Она засмеялась странным, безумным смехом, потом сумасшедшая улыбка сползла с ее с лица и она со злостью посмотрела на меня.

– Кто ты? Признавайся, еще одна сиделка? Кто?

– Кто я? Мама, ты не узнаешь меня? – спросила я, подходя ближе к ее кровати.

– Нет! – закричала она. – Это не моя вина, это ваша вина, – теперь она обращалась прямо ко мне и к Бронсону. – Оставьте меня в покое, уходите!

Она замахала руками, словно прогоняя нас.

– Лаура! Что на тебя нашло? – Она задрожала всем телом и схватилась за голову. – Я не понимаю, что с ней происходит, – застонал Бронсон.

– Такого раньше не было? – спросила я.

– Нет.

– Папа, – простонала она.

– Папа? Боже мой! Что с ней происходит? – воскликнул Бронсон.

– Мама, вырвись из этого бреда! – просила я, хватая ее за руку.

– Они все, все против меня. Когда бы я ни спустилась, они смотрят на меня с презрением, они следят за мной. Она настроила их против меня, она лгала, и они ей поверили, она рассказала им все. – Крепко сжав мою руку, она бормотала: – Я хочу, чтобы ты помогла мне, пожалуйста, сделай так, чтобы они мне поверили, чтобы они поверили, что это не моя вина.

– Да, мама, я помогу тебе.

Она повернулась к Бронсону.

– Доктор, мне нужно что-нибудь посильнее, что-нибудь, что заставит меня забыть. У вас есть что-нибудь достаточно сильное? Я не могу спать! – закричала она. – Каждый раз, когда я засыпаю, мне кажется, что все начинается снова, а если мне все-таки удается заснуть, просыпаясь, я слышу ее шаги. Еще я слышу его голос, он зовет меня. Я хочу, чтобы поставили еще один замок на дверь. И самое главное, чтобы из обслуживающего персонала никто сюда больше не заходил. Вы понимаете?

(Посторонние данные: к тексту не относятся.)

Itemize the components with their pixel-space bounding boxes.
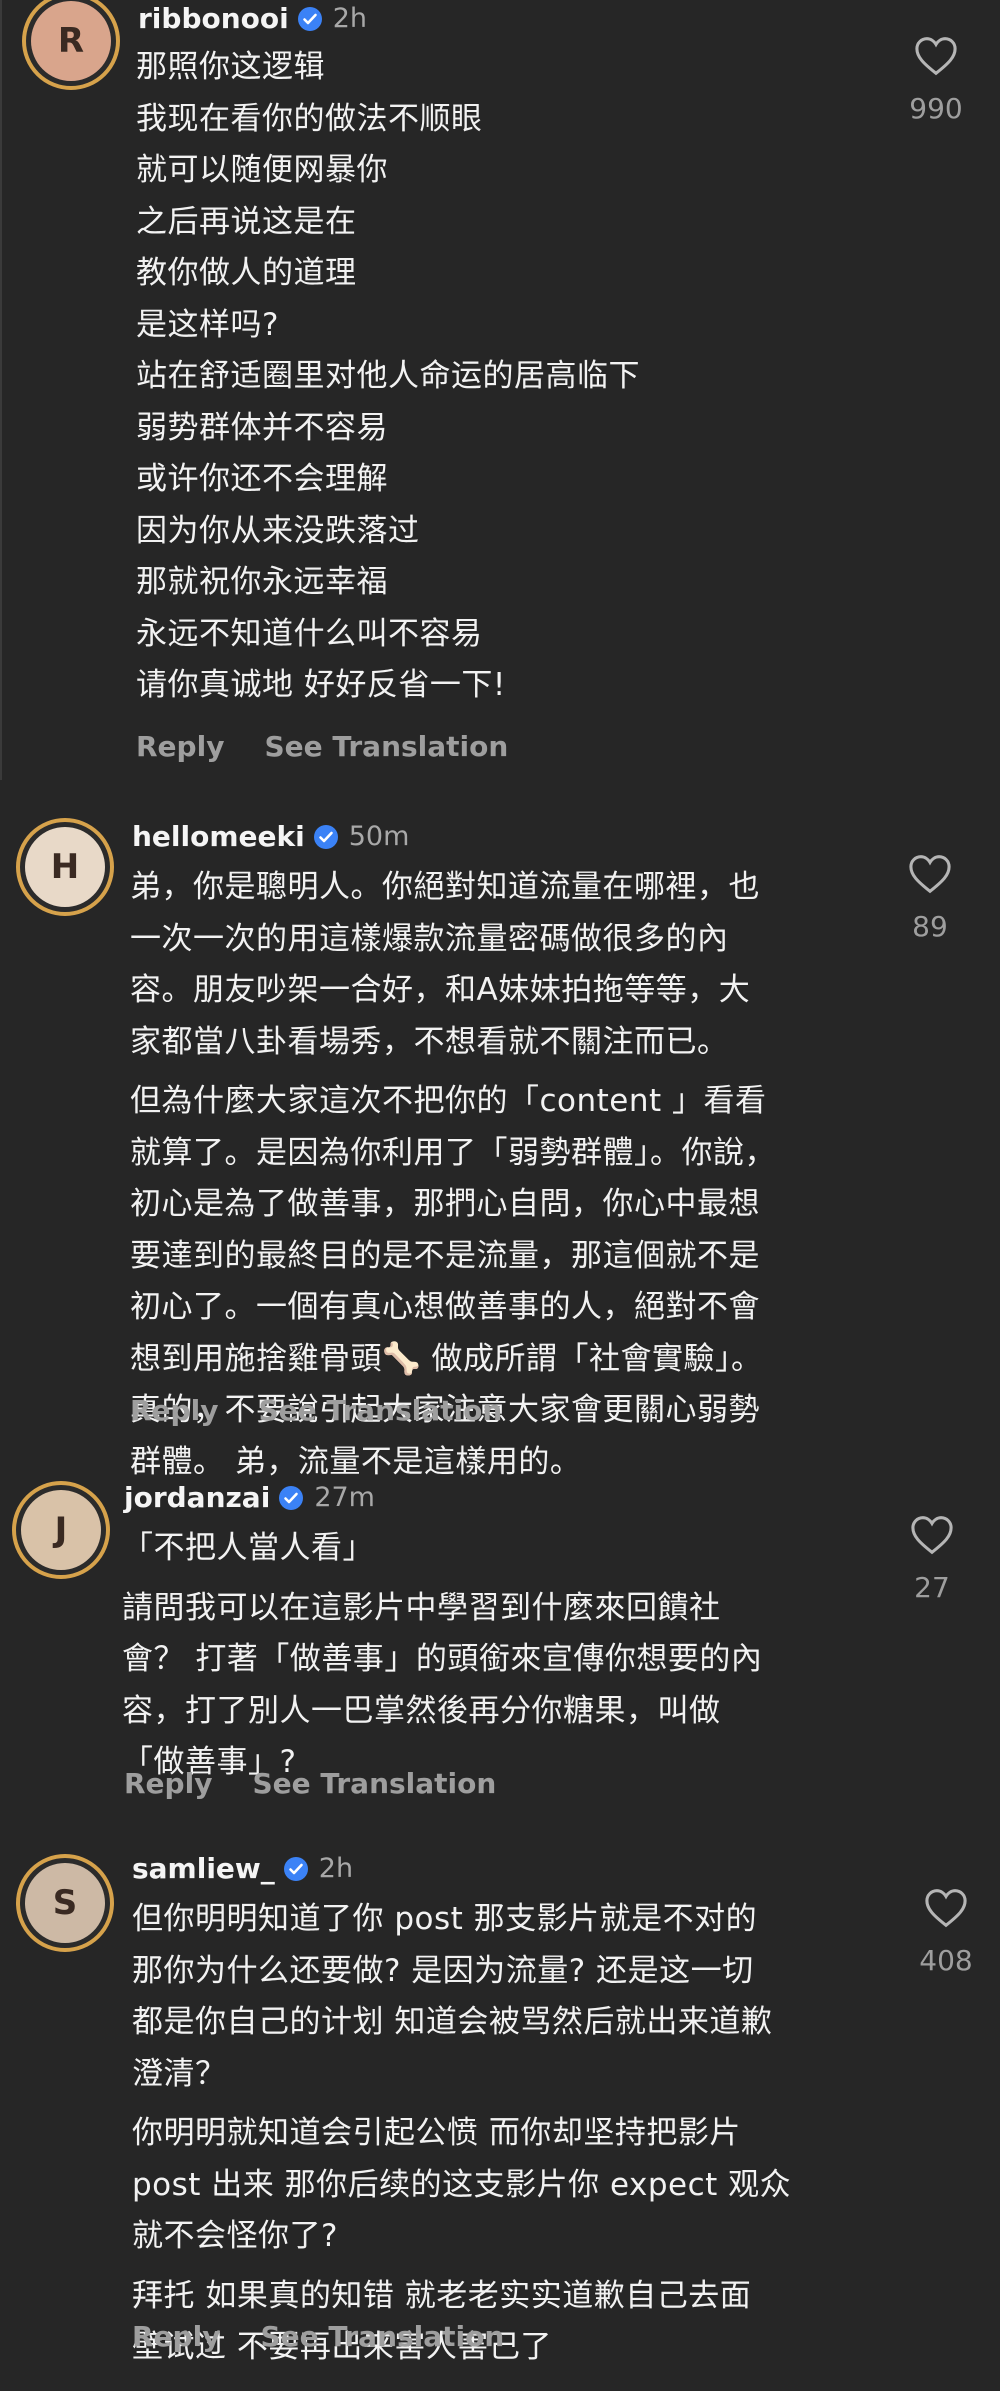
verified-badge-icon (283, 1856, 309, 1882)
reply-button[interactable]: Reply (130, 1394, 218, 1427)
user-portrait-icon: H (25, 827, 105, 907)
like-count: 990 (909, 92, 963, 125)
user-portrait-icon: R (31, 1, 111, 81)
comment-line: 一次一次的用這樣爆款流量密碼做很多的內 (130, 920, 729, 957)
username[interactable]: jordanzai (124, 1481, 270, 1514)
comment-line: 你明明就知道会引起公愤 而你却坚持把影片 (132, 2115, 741, 2151)
avatar[interactable]: H (16, 818, 114, 916)
comment-line: 那就祝你永远幸福 (136, 564, 388, 600)
verified-badge-icon (278, 1485, 304, 1511)
comment-line: 教你做人的道理 (136, 255, 357, 291)
see-translation-button[interactable]: See Translation (258, 1394, 502, 1427)
heart-icon[interactable] (910, 1515, 954, 1555)
comment-time: 50m (348, 821, 410, 852)
verified-badge-icon (313, 824, 339, 850)
comment-line: 家都當八卦看場秀，不想看就不關注而已。 (130, 1023, 729, 1060)
comment-line: 要達到的最終目的是不是流量，那這個就不是 (130, 1237, 760, 1274)
comment-line: 拜托 如果真的知错 就老老实实道歉自己去面 (132, 2277, 752, 2314)
comment-line: 初心了。一個有真心想做善事的人，絕對不會 (130, 1289, 760, 1325)
user-portrait-icon: S (25, 1863, 105, 1943)
comment-line: 站在舒适圈里对他人命运的居高临下 (136, 358, 640, 394)
like-count: 89 (912, 910, 948, 943)
comment-text: 但你明明知道了你 post 那支影片就是不对的 那你为什么还要做? 是因为流量? … (132, 1894, 791, 2374)
username[interactable]: hellomeeki (132, 820, 305, 853)
like-count: 27 (914, 1571, 950, 1604)
username[interactable]: samliew_ (132, 1852, 275, 1885)
comment-text: 「不把人當人看」請問我可以在這影片中學習到什麼來回饋社會？ 打著「做善事」的頭銜… (122, 1523, 762, 1789)
avatar[interactable]: R (22, 0, 120, 90)
comment-line: 容，打了別人一巴掌然後再分你糖果，叫做 (122, 1692, 721, 1729)
comment-time: 2h (332, 3, 368, 34)
comment-line: 就不会怪你了? (132, 2218, 338, 2254)
comment-line: 初心是為了做善事，那捫心自問，你心中最想 (130, 1186, 760, 1222)
comment-paragraph: 弟，你是聰明人。你絕對知道流量在哪裡，也 一次一次的用這樣爆款流量密碼做很多的內容… (130, 862, 776, 1068)
heart-icon[interactable] (908, 854, 952, 894)
comment-line: 但你明明知道了你 post 那支影片就是不对的 (132, 1901, 758, 1937)
comment-line: 都是你自己的计划 知道会被骂然后就出来道歉 (132, 2004, 773, 2040)
comment-line: 永远不知道什么叫不容易 (136, 615, 483, 652)
like-count: 408 (919, 1944, 973, 1977)
comment-line: 想到用施捨雞骨頭🦴 做成所謂「社會實驗」。 (130, 1340, 763, 1377)
comment-line: 但為什麼大家這次不把你的「content 」看看 (130, 1083, 767, 1119)
comment-line: 容。朋友吵架一合好，和A妹妹拍拖等等，大 (130, 972, 751, 1008)
comment-line: 會？ 打著「做善事」的頭銜來宣傳你想要的內 (122, 1641, 763, 1677)
comment-line: 是这样吗? (136, 306, 279, 343)
avatar[interactable]: J (12, 1481, 110, 1579)
comment-text: 那照你这逻辑我现在看你的做法不顺眼 就可以随便网暴你 之后再说这是在 教你做人的道理是… (136, 42, 640, 712)
comment-paragraph: 「不把人當人看」 (122, 1523, 762, 1575)
comment-line: 「不把人當人看」 (122, 1530, 374, 1566)
comment-paragraph: 但你明明知道了你 post 那支影片就是不对的 那你为什么还要做? 是因为流量? … (132, 1894, 791, 2100)
see-translation-button[interactable]: See Translation (264, 730, 508, 763)
reply-button[interactable]: Reply (124, 1767, 212, 1800)
comment-line: 之后再说这是在 (136, 203, 357, 240)
heart-icon[interactable] (914, 36, 958, 76)
comment-line: 那你为什么还要做? 是因为流量? 还是这一切 (132, 1952, 754, 1989)
user-portrait-icon: J (21, 1490, 101, 1570)
comment-paragraph: 你明明就知道会引起公愤 而你却坚持把影片 post 出来 那你后续的这支影片你 e… (132, 2108, 791, 2263)
comment-line: 請問我可以在這影片中學習到什麼來回饋社 (122, 1589, 721, 1626)
comment-line: post 出来 那你后续的这支影片你 expect 观众 (132, 2166, 792, 2203)
comment-line: 澄清？ (132, 2055, 227, 2092)
thread-line (0, 0, 2, 780)
see-translation-button[interactable]: See Translation (260, 2320, 504, 2353)
comment-line: 或许你还不会理解 (136, 461, 388, 497)
avatar[interactable]: S (16, 1854, 114, 1952)
comment-line: 就算了。是因為你利用了「弱勢群體」。你說， (130, 1134, 776, 1171)
comment-line: 弟，你是聰明人。你絕對知道流量在哪裡，也 (130, 869, 760, 905)
comment-line: 就可以随便网暴你 (136, 152, 388, 188)
comment-line: 那照你这逻辑 (136, 49, 325, 85)
heart-icon[interactable] (924, 1888, 968, 1928)
comment-time: 27m (314, 1482, 375, 1513)
reply-button[interactable]: Reply (136, 730, 224, 763)
comment-paragraph: 那照你这逻辑我现在看你的做法不顺眼 就可以随便网暴你 之后再说这是在 教你做人的道理是… (136, 42, 640, 712)
comment-paragraph: 請問我可以在這影片中學習到什麼來回饋社會？ 打著「做善事」的頭銜來宣傳你想要的內… (122, 1583, 762, 1789)
comment-line: 弱势群体并不容易 (136, 409, 388, 446)
comment-line: 请你真诚地 好好反省一下! (136, 667, 506, 703)
comment-time: 2h (318, 1853, 354, 1884)
comment-line: 因为你从来没跌落过 (136, 512, 420, 549)
verified-badge-icon (297, 6, 323, 32)
reply-button[interactable]: Reply (132, 2320, 220, 2353)
username[interactable]: ribbonooi (138, 2, 289, 35)
comment-line: 我现在看你的做法不顺眼 (136, 100, 483, 137)
see-translation-button[interactable]: See Translation (252, 1767, 496, 1800)
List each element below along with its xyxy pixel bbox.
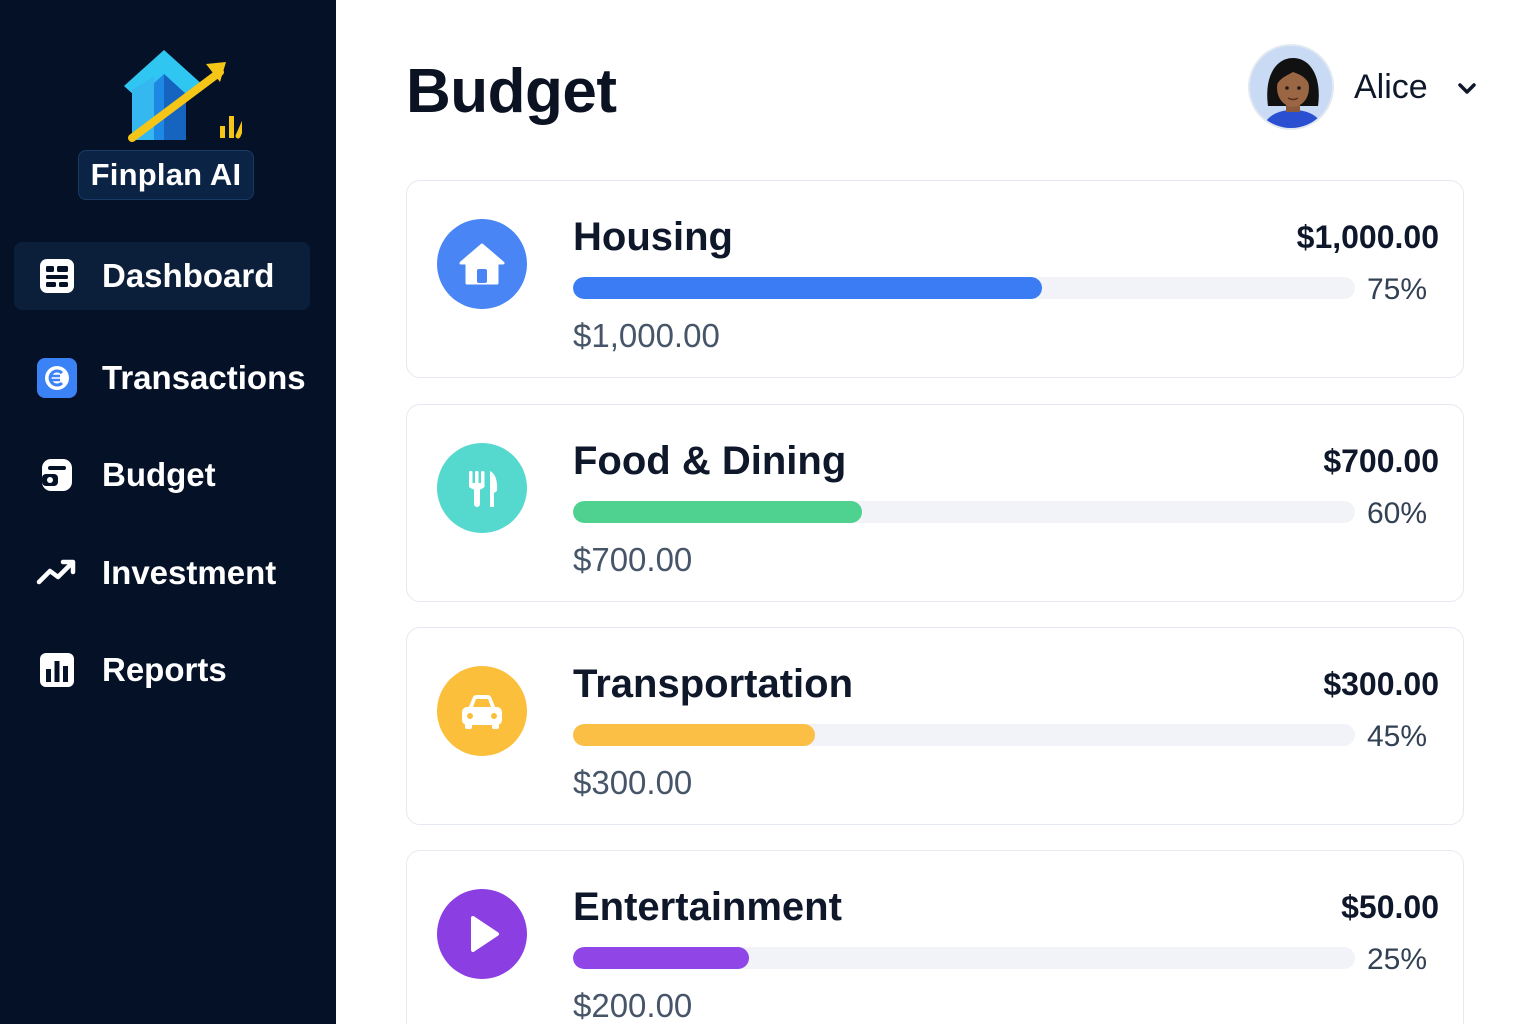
car-icon [437,666,527,756]
progress-fill [573,947,749,969]
spent-amount: $200.00 [573,987,693,1024]
sidebar-item-label: Reports [102,651,227,688]
progress-percent: 75% [1367,273,1428,306]
budget-card-transportation[interactable]: Transportation $300.00 45% $300.00 [406,627,1464,825]
progress-track [573,724,1355,746]
app-name: Finplan AI [78,150,254,200]
category-name: Food & Dining [573,439,847,483]
sidebar-item-label: Budget [102,456,216,493]
progress-fill [573,724,816,746]
sidebar-item-dashboard[interactable]: Dashboard [14,242,310,310]
progress-track [573,501,1355,523]
avatar [1248,44,1334,130]
bar-chart-icon [36,649,78,691]
dashboard-icon [36,255,78,297]
user-menu[interactable]: Alice [1248,44,1488,134]
app-logo[interactable]: Finplan AI [78,46,254,202]
spent-amount: $1,000.00 [573,317,720,354]
sidebar-item-reports[interactable]: Reports [14,636,310,704]
progress-percent: 25% [1367,943,1428,976]
budget-card-housing[interactable]: Housing $1,000.00 75% $1,000.00 [406,180,1464,378]
progress-percent: 60% [1367,497,1428,530]
budget-amount: $700.00 [1323,443,1439,479]
progress-track [573,277,1355,299]
sidebar-item-budget[interactable]: Budget [14,441,310,509]
budget-amount: $1,000.00 [1296,219,1439,255]
budget-icon [36,454,78,496]
sidebar-item-label: Transactions [102,359,306,396]
spent-amount: $300.00 [573,764,693,801]
user-name: Alice [1354,68,1428,106]
sidebar-item-label: Dashboard [102,257,275,294]
transactions-icon [36,357,78,399]
trending-up-icon [36,552,78,594]
budget-card-entertainment[interactable]: Entertainment $50.00 25% $200.00 [406,850,1464,1024]
progress-track [573,947,1355,969]
page-title: Budget [406,57,617,126]
logo-mark-icon [124,50,242,142]
spent-amount: $700.00 [573,541,693,578]
chevron-down-icon [1458,83,1476,94]
category-name: Entertainment [573,885,842,929]
progress-fill [573,501,863,523]
home-icon [437,219,527,309]
progress-percent: 45% [1367,720,1428,753]
sidebar-item-investment[interactable]: Investment [14,539,310,607]
sidebar-item-label: Investment [102,554,277,591]
budget-amount: $300.00 [1323,666,1439,702]
progress-fill [573,277,1043,299]
category-name: Transportation [573,662,854,706]
sidebar-item-transactions[interactable]: Transactions [14,344,310,412]
budget-card-food-dining[interactable]: Food & Dining $700.00 60% $700.00 [406,404,1464,602]
sidebar: Finplan AI Dashboard Transactions Budget… [0,0,336,1024]
play-icon [437,889,527,979]
budget-amount: $50.00 [1341,889,1439,925]
fork-knife-icon [437,443,527,533]
category-name: Housing [573,215,733,259]
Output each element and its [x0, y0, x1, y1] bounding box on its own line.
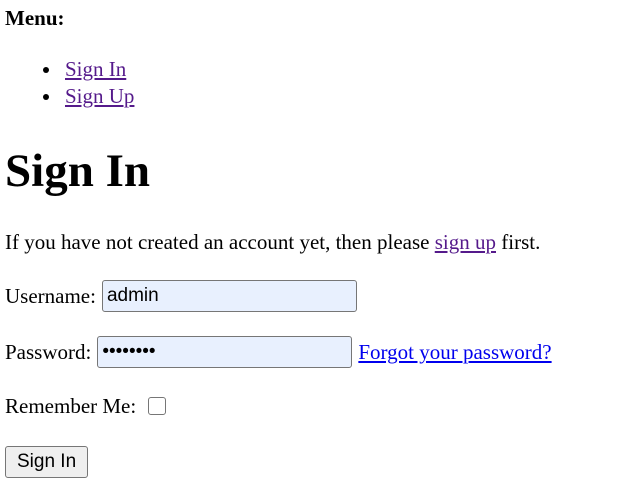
intro-suffix: first.	[496, 230, 541, 254]
menu-link-sign-in[interactable]: Sign In	[65, 57, 126, 81]
username-label: Username:	[5, 284, 96, 308]
intro-text: If you have not created an account yet, …	[5, 230, 540, 254]
menu-link-sign-up[interactable]: Sign Up	[65, 84, 134, 108]
page-title: Sign In	[5, 145, 151, 197]
password-label: Password:	[5, 340, 92, 364]
menu-item-sign-up: Sign Up	[43, 83, 134, 110]
password-row: Password: Forgot your password?	[5, 336, 552, 368]
menu-list: Sign In Sign Up	[43, 56, 134, 110]
password-input[interactable]	[97, 336, 353, 368]
submit-row: Sign In	[5, 446, 89, 478]
menu-title: Menu:	[5, 6, 65, 30]
remember-checkbox[interactable]	[148, 397, 167, 415]
sign-up-link[interactable]: sign up	[435, 230, 496, 254]
username-input[interactable]	[101, 280, 357, 312]
sign-in-button[interactable]: Sign In	[5, 446, 89, 478]
bullet-icon	[43, 94, 49, 100]
page: Menu: Sign In Sign Up Sign In If you hav…	[5, 0, 635, 494]
username-row: Username:	[5, 280, 357, 312]
bullet-icon	[43, 67, 49, 73]
intro-prefix: If you have not created an account yet, …	[5, 230, 435, 254]
remember-label: Remember Me:	[5, 394, 137, 418]
menu-item-sign-in: Sign In	[43, 56, 134, 83]
remember-row: Remember Me:	[5, 394, 167, 418]
forgot-password-link[interactable]: Forgot your password?	[358, 340, 551, 364]
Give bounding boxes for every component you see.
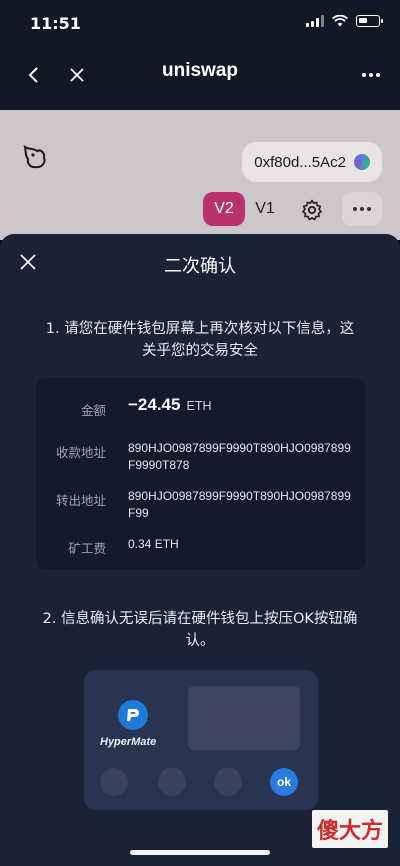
device-screen [188,686,300,750]
recipient-value: 890HJO0987899F9990T890HJO0987899F9990T87… [128,441,351,472]
amount-label: 金额 [80,403,106,418]
device-button [214,768,242,796]
wallet-address: 0xf80d...5Ac2 [254,153,346,171]
battery-icon [356,15,383,27]
close-icon[interactable] [62,60,92,90]
recipient-row: 收款地址 890HJO0987899F9990T890HJO0987899F99… [36,440,366,474]
web-content: 0xf80d...5Ac2 V2 V1 [0,110,400,240]
status-bar: 11:51 [0,0,400,44]
version-v2-tab[interactable]: V2 [203,192,245,226]
sheet-close-icon[interactable] [14,248,42,276]
page-title: uniswap [161,60,238,81]
device-button [158,768,186,796]
sender-row: 转出地址 890HJO0987899F9990T890HJO0987899F99 [36,488,366,522]
watermark: 傻大方 [312,810,388,848]
sheet-title: 二次确认 [164,256,236,277]
uniswap-logo-icon [23,144,46,169]
home-indicator [130,850,270,855]
fee-value: 0.34 ETH [128,537,179,551]
sender-value: 890HJO0987899F9990T890HJO0987899F99 [128,489,351,520]
transaction-info-card: 金额 −24.45 ETH 收款地址 890HJO0987899F9990T890… [36,378,366,570]
hypermate-logo-icon [118,700,148,730]
chevron-left-icon[interactable] [18,60,48,90]
amount-value: −24.45 [128,395,181,414]
amount-value-wrap: −24.45 ETH [128,396,353,419]
wallet-avatar [354,154,370,170]
signal-icon [306,15,324,27]
recipient-label: 收款地址 [55,445,106,460]
fee-label: 矿工费 [68,541,106,556]
confirm-sheet: 二次确认 1. 请您在硬件钱包屏幕上再次核对以下信息，这关乎您的交易安全 金额 … [0,234,400,866]
fee-row: 矿工费 0.34 ETH [36,536,366,557]
device-button [100,768,128,796]
amount-row: 金额 −24.45 ETH [36,396,366,419]
status-time: 11:51 [30,14,81,33]
step1-text: 1. 请您在硬件钱包屏幕上再次核对以下信息，这关乎您的交易安全 [45,321,355,359]
step2-text: 2. 信息确认无误后请在硬件钱包上按压OK按钮确认。 [42,611,358,649]
gear-icon[interactable] [296,194,328,226]
status-icons [306,15,383,27]
device-ok-button: ok [270,768,298,796]
hypermate-brand: HyperMate [100,736,157,748]
wallet-address-button[interactable]: 0xf80d...5Ac2 [242,142,382,182]
wifi-icon [332,15,348,27]
more-menu-button[interactable] [342,192,382,226]
version-v1-tab[interactable]: V1 [248,192,282,226]
amount-unit: ETH [186,399,212,413]
nav-bar: uniswap [0,44,400,110]
hardware-wallet-illustration: HyperMate ok [84,670,318,810]
sender-label: 转出地址 [55,493,106,508]
more-icon[interactable] [356,60,386,90]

Она посмотрела на меня, в ее глазах был страх. Страх и горечь. Она боится, что пожилая, давно покинувшая этот мир женщина хочет причинить ей вред.

– Мама, – сказала я, – никто больше не побеспокоит тебя. Ты спасена, никто не войдет сюда без твоего приглашения.

– Еще один раз, – она взяла меня за руку, – я хочу посмотреть на нее еще хоть один раз, она ничего не узнает, она слишком маленькая, чтобы знать, она этого не запомнит, а мне необходимо, пожалуйста. Еще один раз я могу сказать ей: «До свидания»?

– Ты знаешь, – шепнул Бронсон, – она говорит о тебе.

– Я поняла.

Внезапно она повернулась в сторону, глядя не на меня, не на Бронсона, а на что-то, существующее только в ее больном сознании, на что-то, ранее виденное ею; глаза сощурились словно в презрении.

– Я всего лишь прощаюсь с еще одним созданием, которое у меня отнимают. У нее такие золотые волосы!

– Лаура! Лаура! – закричал Бронсон.

– Я так устала, мне нужно хоть немного поспать, а потом, обещаю, я встану, оденусь и снова буду выглядеть хорошо, – снова безумная улыбка появилась на ее лице. – Я ей покажу: чем больше она будет меня ненавидеть, тем я буду более красивой. Она станет все стареть и стареть, а я молодеть и молодеть. Пожалуйста, приглушите свет: хочу, чтобы моя красота подольше сохранилась.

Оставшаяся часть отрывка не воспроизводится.